Brain-Computer interfaces (BCI) or Brain-Machine interfaces (BMI) are designed to enable a direct connection between the brain and a computer.
This is a powerful communication tool between users and systems. It does not require any external devices
or muscle intervention to issue commands and complete the interaction.
The Brain-Computer Interface aims to improve the detection and decoding of brain signals acquired by electroencephalogram (EEG).The field of BCI research and development has focused primarily on neuroprosthetics applications that aim at restoring damaged hearing, sight and movement.It has helped in restoring the movement ability for physically challenged or locked-in users and replacing lost motor functionality.
At present, most BCI applications focus on assistive care, providing an alternative communication medium for those who cannot use a keyboard or mouse, but applications have the potential to include any task that would benefit from interaction beyond the keyboard.
In last few years, BCI applications have come out of laboratories and hospitals to include non-medical applications.Early research used monkeys with implanted electrodes. The monkeys used a joystick to control a robotic arm. Scientists measured the signals coming from the electrodes.Eventually, they changed the controls so that the robotic arm was being controlled only by the signals coming form the electrodes, not the joystick.
BCI has been implemented in three ways:
1. Invasive, where BCIs are implanted directly into the grey matter of the brain during neurosurgery.

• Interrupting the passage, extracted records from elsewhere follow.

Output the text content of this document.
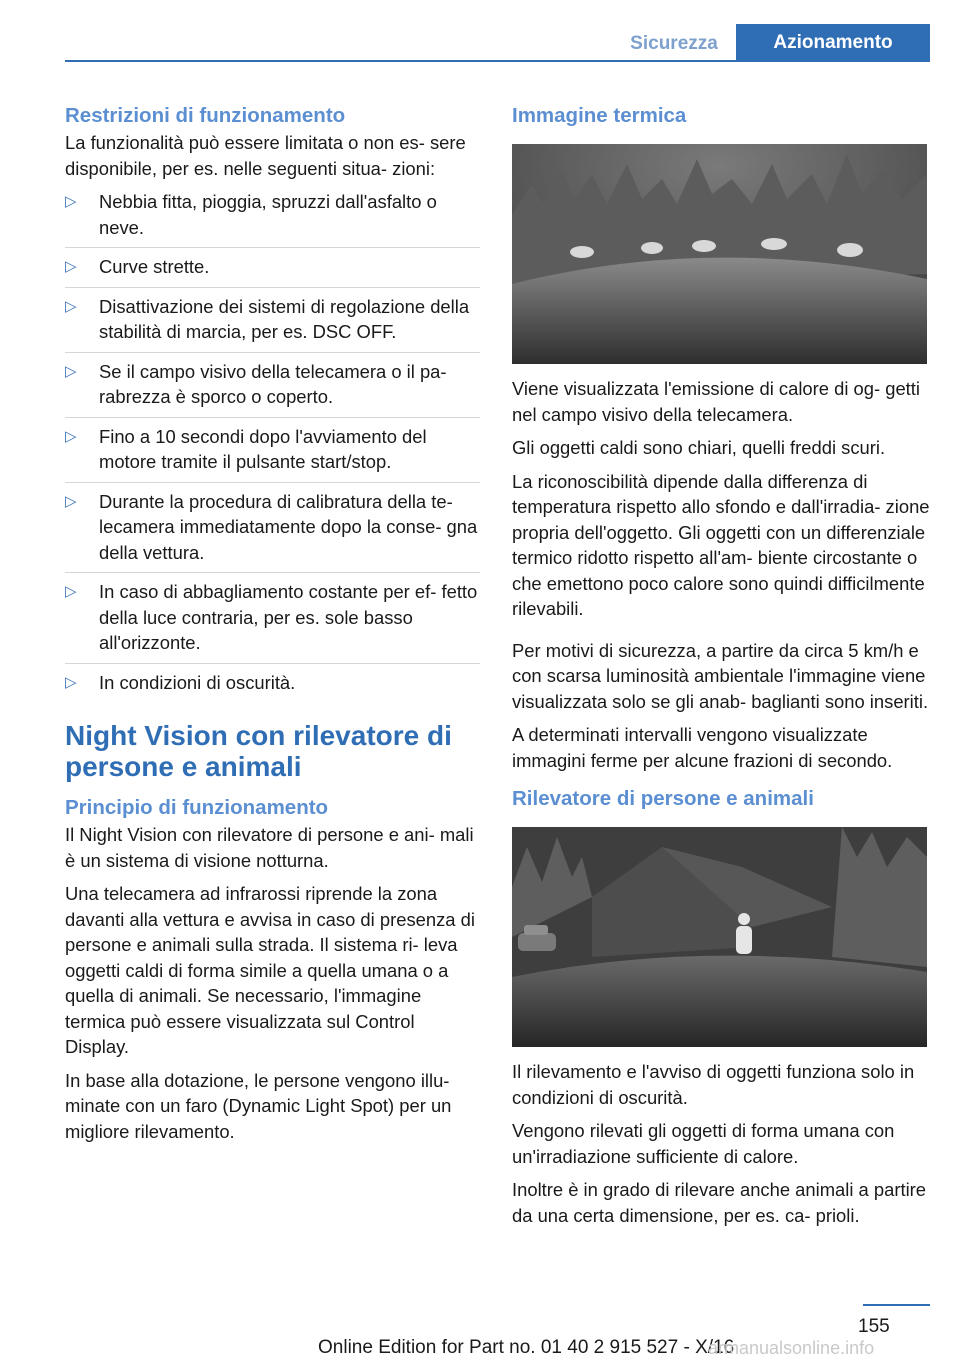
Sicurezza	Azionamento
Restrizioni di funzionamento

La funzionalità può essere limitata o non es‐ sere disponibile, per es. nelle seguenti situa‐ zioni:

▷ Nebbia fitta, pioggia, spruzzi dall'asfalto o neve.
▷ Curve strette.
▷ Disattivazione dei sistemi di regolazione della stabilità di marcia, per es. DSC OFF.
▷ Se il campo visivo della telecamera o il pa‐ rabrezza è sporco o coperto.
▷ Fino a 10 secondi dopo l'avviamento del motore tramite il pulsante start/stop.
▷ Durante la procedura di calibratura della te‐ lecamera immediatamente dopo la conse‐ gna della vettura.
▷ In caso di abbagliamento costante per ef‐ fetto della luce contraria, per es. sole basso all'orizzonte.
▷ In condizioni di oscurità.
Night Vision con rilevatore di persone e animali
Principio di funzionamento

Il Night Vision con rilevatore di persone e ani‐ mali è un sistema di visione notturna.

Una telecamera ad infrarossi riprende la zona davanti alla vettura e avvisa in caso di presenza di persone e animali sulla strada. Il sistema ri‐ leva oggetti caldi di forma simile a quella umana o a quella di animali. Se necessario, l'immagine termica può essere visualizzata sul Control Display.

In base alla dotazione, le persone vengono illu‐ minate con un faro (Dynamic Light Spot) per un migliore rilevamento.

Immagine termica

Viene visualizzata l'emissione di calore di og‐ getti nel campo visivo della telecamera.

Gli oggetti caldi sono chiari, quelli freddi scuri.

La riconoscibilità dipende dalla differenza di temperatura rispetto allo sfondo e dall'irradia‐ zione propria dell'oggetto. Gli oggetti con un differenziale termico ridotto rispetto all'am‐ biente circostante o che emettono poco calore sono quindi difficilmente rilevabili.

Per motivi di sicurezza, a partire da circa 5 km/h e con scarsa luminosità ambientale l'immagine viene visualizzata solo se gli anab‐ baglianti sono inseriti.

A determinati intervalli vengono visualizzate immagini ferme per alcune frazioni di secondo.

Rilevatore di persone e animali

Il rilevamento e l'avviso di oggetti funziona solo in condizioni di oscurità.

Vengono rilevati gli oggetti di forma umana con un'irradiazione sufficiente di calore.

Inoltre è in grado di rilevare anche animali a partire da una certa dimensione, per es. ca‐ prioli.

155
Online Edition for Part no. 01 40 2 915 527 - X/16
armanualsonline.info
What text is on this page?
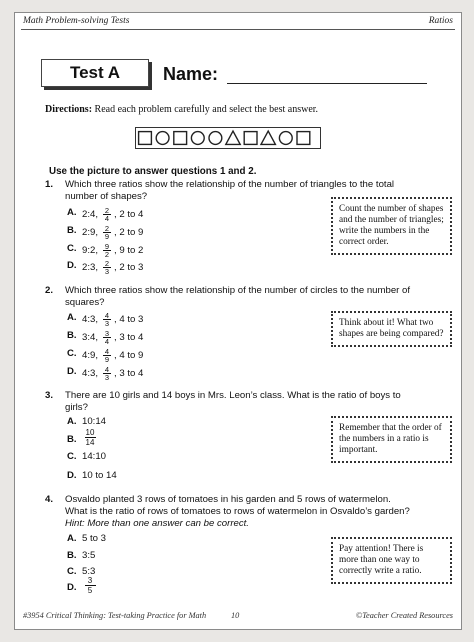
Math Problem-solving Tests	Ratios
Test A	Name:
Directions: Read each problem carefully and select the best answer.
Use the picture to answer questions 1 and 2.
1. Which three ratios show the relationship of the number of triangles to the total number of shapes?
A. 2:4, $\frac{2}{4}$ , 2 to 4
B. 2:9, $\frac{2}{9}$ , 2 to 9
C. 9:2, $\frac{9}{2}$ , 9 to 2
D. 2:3, $\frac{2}{3}$ , 2 to 3
Count the number of shapes and the number of triangles; write the numbers in the correct order.
2. Which three ratios show the relationship of the number of circles to the number of squares?
A. 4:3, $\frac{4}{3}$ , 4 to 3
B. 3:4, $\frac{3}{4}$ , 3 to 4
C. 4:9, $\frac{4}{9}$ , 4 to 9
D. 4:3, $\frac{4}{3}$ , 3 to 4
Think about it! What two shapes are being compared?
3. There are 10 girls and 14 boys in Mrs. Leon’s class. What is the ratio of boys to girls?
A. 10:14
B.
10
14
C. 14:10
D. 10 to 14
Remember that the order of the numbers in a ratio is important.
4. Osvaldo planted 3 rows of tomatoes in his garden and 5 rows of watermelon. What is the ratio of rows of tomatoes to rows of watermelon in Osvaldo’s garden? Hint: More than one answer can be correct.
A. 5 to 3
B. 3:5
C. 5:3
D.
3
5
Pay attention! There is more than one way to correctly write a ratio.
#3954 Critical Thinking: Test-taking Practice for Math	10	©Teacher Created Resources
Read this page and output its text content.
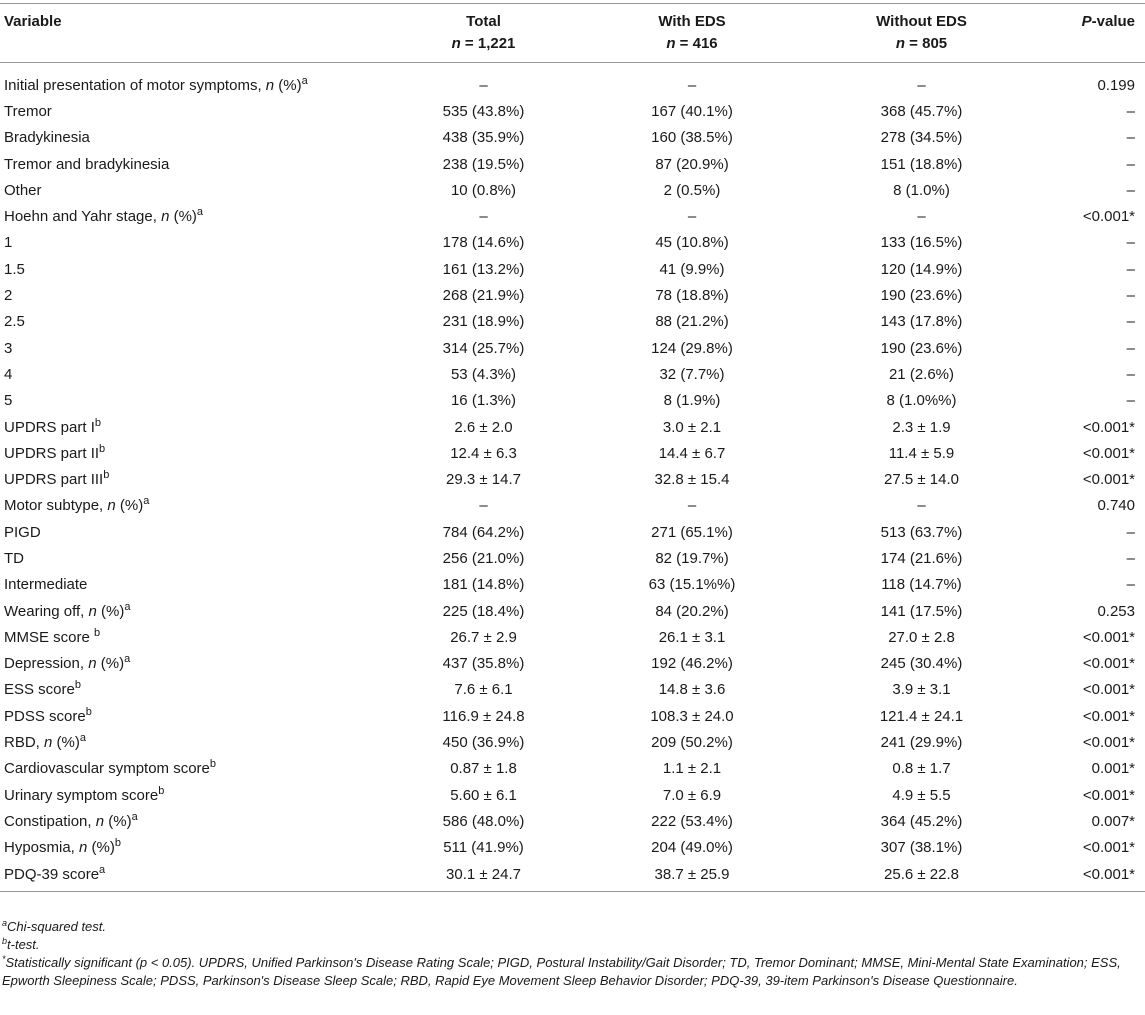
Variable	Total	With EDS	Without EDS	P-value
	n = 1,221	n = 416	n = 805	
Initial presentation of motor symptoms, n (%)$^a$	–	–	–	0.199
Tremor	535 (43.8%)	167 (40.1%)	368 (45.7%)	–
Bradykinesia	438 (35.9%)	160 (38.5%)	278 (34.5%)	–
Tremor and bradykinesia	238 (19.5%)	87 (20.9%)	151 (18.8%)	–
Other	10 (0.8%)	2 (0.5%)	8 (1.0%)	–
Hoehn and Yahr stage, n (%)$^a$	–	–	–	<0.001*
1	178 (14.6%)	45 (10.8%)	133 (16.5%)	–
1.5	161 (13.2%)	41 (9.9%)	120 (14.9%)	–
2	268 (21.9%)	78 (18.8%)	190 (23.6%)	–
2.5	231 (18.9%)	88 (21.2%)	143 (17.8%)	–
3	314 (25.7%)	124 (29.8%)	190 (23.6%)	–
4	53 (4.3%)	32 (7.7%)	21 (2.6%)	–
5	16 (1.3%)	8 (1.9%)	8 (1.0%%)	–
UPDRS part $I^b$	2.6 ± 2.0	3.0 ± 2.1	2.3 ± 1.9	<0.001*
UPDRS part $II^b$	12.4 ± 6.3	14.4 ± 6.7	11.4 ± 5.9	<0.001*
UPDRS part III$^b$	29.3 ± 14.7	32.8 ± 15.4	27.5 ± 14.0	<0.001*
Motor subtype, n (%)$^a$	–	–	–	0.740
PIGD	784 (64.2%)	271 (65.1%)	513 (63.7%)	–
TD	256 (21.0%)	82 (19.7%)	174 (21.6%)	–
Intermediate	181 (14.8%)	63 (15.1%%)	118 (14.7%)	–
Wearing off, n (%)$^a$	225 (18.4%)	84 (20.2%)	141 (17.5%)	0.253
MMSE score $^b$	26.7 ± 2.9	26.1 ± 3.1	27.0 ± 2.8	<0.001*
Depression, n (%)$^a$	437 (35.8%)	192 (46.2%)	245 (30.4%)	<0.001*
ESS score$^b$	7.6 ± 6.1	14.8 ± 3.6	3.9 ± 3.1	<0.001*
PDSS score$^b$	116.9 ± 24.8	108.3 ± 24.0	121.4 ± 24.1	<0.001*
RBD, n (%)$^a$	450 (36.9%)	209 (50.2%)	241 (29.9%)	<0.001*
Cardiovascular symptom score$^b$	0.87 ± 1.8	1.1 ± 2.1	0.8 ± 1.7	0.001*
Urinary symptom score$^b$	5.60 ± 6.1	7.0 ± 6.9	4.9 ± 5.5	<0.001*
Constipation, n (%)$^a$	586 (48.0%)	222 (53.4%)	364 (45.2%)	0.007*
Hyposmia, n (%)$^b$	511 (41.9%)	204 (49.0%)	307 (38.1%)	<0.001*
PDQ-39 score$^a$	30.1 ± 24.7	38.7 ± 25.9	25.6 ± 22.8	<0.001*
$^a$Chi-squared test.
$^b$t-test.
*Statistically significant (p < 0.05). UPDRS, Unified Parkinson's Disease Rating Scale; PIGD, Postural Instability/Gait Disorder; TD, Tremor Dominant; MMSE, Mini-Mental State Examination; ESS, Epworth Sleepiness Scale; PDSS, Parkinson's Disease Sleep Scale; RBD, Rapid Eye Movement Sleep Behavior Disorder; PDQ-39, 39-item Parkinson's Disease Questionnaire.
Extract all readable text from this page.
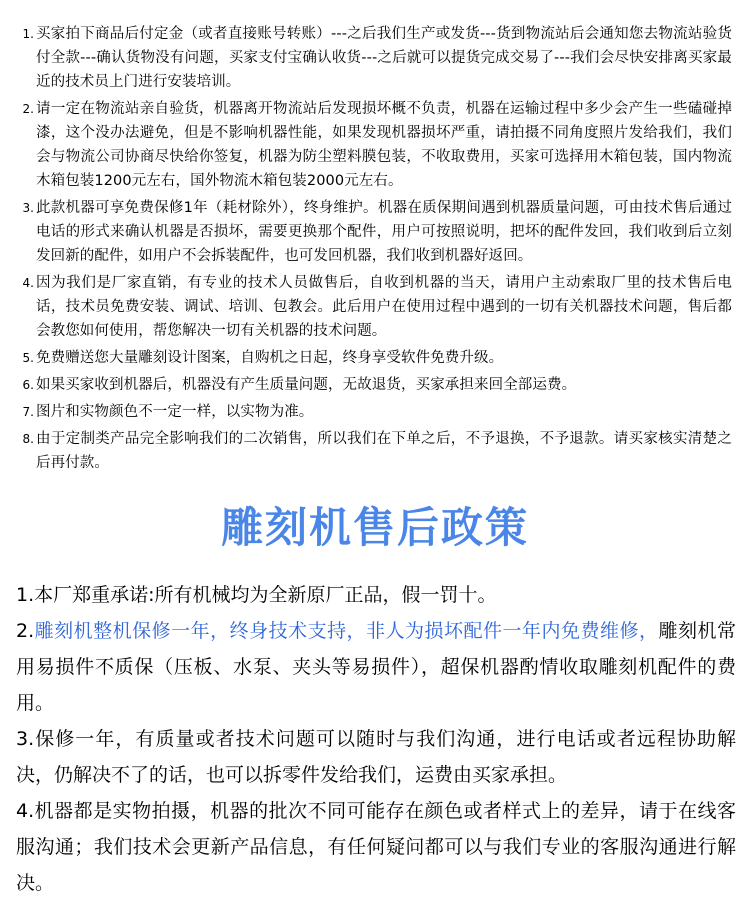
1. 买家拍下商品后付定金（或者直接账号转账）---之后我们生产或发货---货到物流站后会通知您去物流站验货付全款---确认货物没有问题，买家支付宝确认收货---之后就可以提货完成交易了---我们会尽快安排离买家最近的技术员上门进行安装培训。
2. 请一定在物流站亲自验货，机器离开物流站后发现损坏概不负责，机器在运输过程中多少会产生一些磕碰掉漆，这个没办法避免，但是不影响机器性能，如果发现机器损坏严重，请拍摄不同角度照片发给我们，我们会与物流公司协商尽快给你签复，机器为防尘塑料膜包装，不收取费用，买家可选择用木箱包装，国内物流木箱包装1200元左右，国外物流木箱包装2000元左右。
3. 此款机器可享免费保修1年（耗材除外），终身维护。机器在质保期间遇到机器质量问题，可由技术售后通过电话的形式来确认机器是否损坏，需要更换那个配件，用户可按照说明，把坏的配件发回，我们收到后立刻发回新的配件，如用户不会拆装配件，也可发回机器，我们收到机器好返回。
4. 因为我们是厂家直销，有专业的技术人员做售后，自收到机器的当天，请用户主动索取厂里的技术售后电话，技术员免费安装、调试、培训、包教会。此后用户在使用过程中遇到的一切有关机器技术问题，售后都会教您如何使用，帮您解决一切有关机器的技术问题。
5. 免费赠送您大量雕刻设计图案，自购机之日起，终身享受软件免费升级。
6. 如果买家收到机器后，机器没有产生质量问题，无故退货，买家承担来回全部运费。
7. 图片和实物颜色不一定一样，以实物为准。
8. 由于定制类产品完全影响我们的二次销售，所以我们在下单之后，不予退换，不予退款。请买家核实清楚之后再付款。
雕刻机售后政策
1.本厂郑重承诺:所有机械均为全新原厂正品，假一罚十。
2.雕刻机整机保修一年，终身技术支持，非人为损坏配件一年内免费维修，雕刻机常用易损件不质保（压板、水泵、夹头等易损件），超保机器酌情收取雕刻机配件的费用。
3.保修一年，有质量或者技术问题可以随时与我们沟通，进行电话或者远程协助解决，仍解决不了的话，也可以拆零件发给我们，运费由买家承担。
4.机器都是实物拍摄，机器的批次不同可能存在颜色或者样式上的差异，请于在线客服沟通；我们技术会更新产品信息，有任何疑问都可以与我们专业的客服沟通进行解决。
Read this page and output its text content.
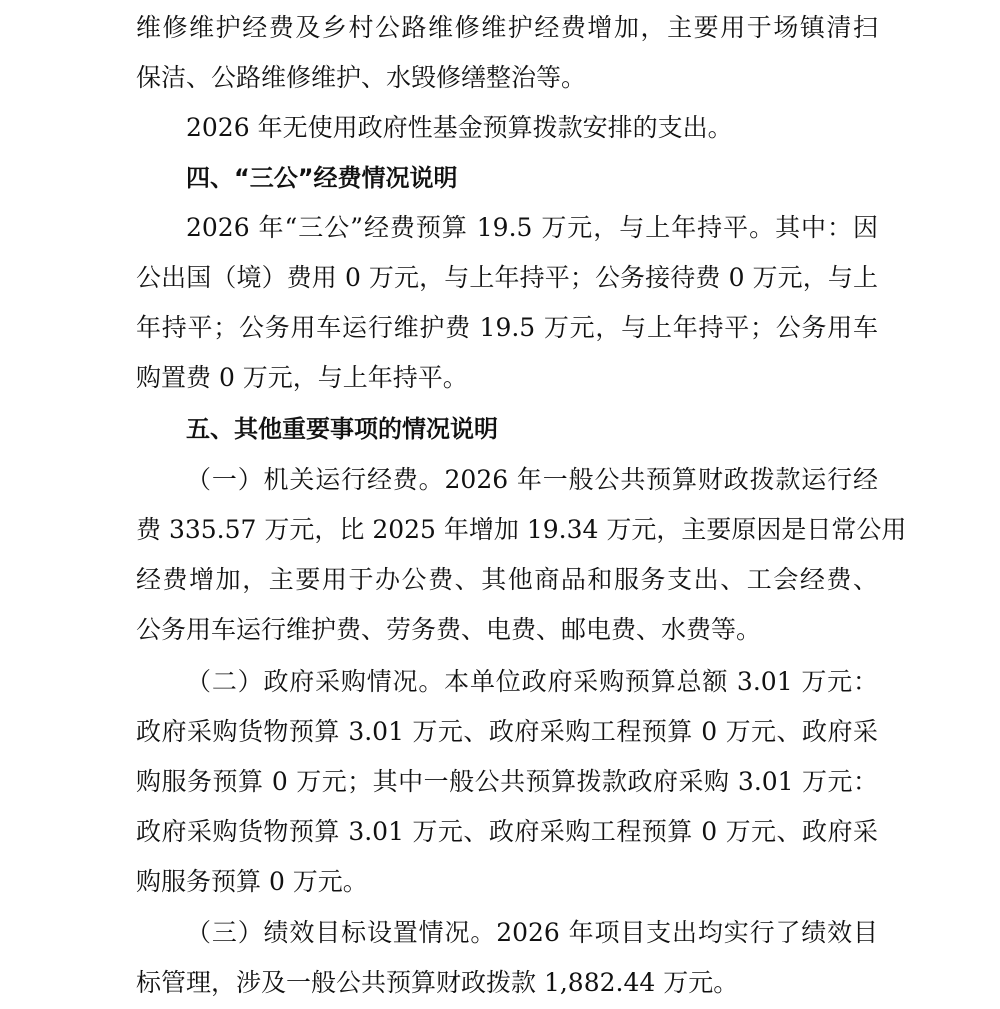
维修维护经费及乡村公路维修维护经费增加，主要用于场镇清扫
保洁、公路维修维护、水毁修缮整治等。
2026 年无使用政府性基金预算拨款安排的支出。
四、“三公”经费情况说明
2026 年“三公”经费预算 19.5 万元，与上年持平。其中：因
公出国（境）费用 0 万元，与上年持平；公务接待费 0 万元，与上
年持平；公务用车运行维护费 19.5 万元，与上年持平；公务用车
购置费 0 万元，与上年持平。
五、其他重要事项的情况说明
（一）机关运行经费。2026 年一般公共预算财政拨款运行经
费 335.57 万元，比 2025 年增加 19.34 万元，主要原因是日常公用
经费增加，主要用于办公费、其他商品和服务支出、工会经费、
公务用车运行维护费、劳务费、电费、邮电费、水费等。
（二）政府采购情况。本单位政府采购预算总额 3.01 万元：
政府采购货物预算 3.01 万元、政府采购工程预算 0 万元、政府采
购服务预算 0 万元；其中一般公共预算拨款政府采购 3.01 万元：
政府采购货物预算 3.01 万元、政府采购工程预算 0 万元、政府采
购服务预算 0 万元。
（三）绩效目标设置情况。2026 年项目支出均实行了绩效目
标管理，涉及一般公共预算财政拨款 1,882.44 万元。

Because they lie in the grey matter, invasive devices produce the highest quality signals of BCI devices but are prone to scar-tissue build-up, causing the signal to become weaker, or even non-existent, as the body reacts to a foreign object in the brain.
2. Partially invasive , where BCI devices are implanted inside the skull but rest outside the brain rather than within the grey matter. They produce better resolution signals than non-invasive BCIs where the bone tissue of the cranium deflects and deforms signals and have a lower risk of forming scar-tissue in the brain than fully invasive BCIs.
3. Non Invasive, where non-invasive neuroimaging technologies are used.Although they are easy to wear, non-invasive implants produce poor signal resolution because the skull
dampens signals, dispersing and blurring the electromagnetic waves created by the neurons.Although the waves can still be detected it is more difficult to determine the area of the brain that created them or the actions of individual neurons.
- Detection and diagnosis
- Neuromarketing and advertisement
- Games and entertainment
- Military and Sports
Though the future is very exciting and mystifying, but it’s a long road to travel.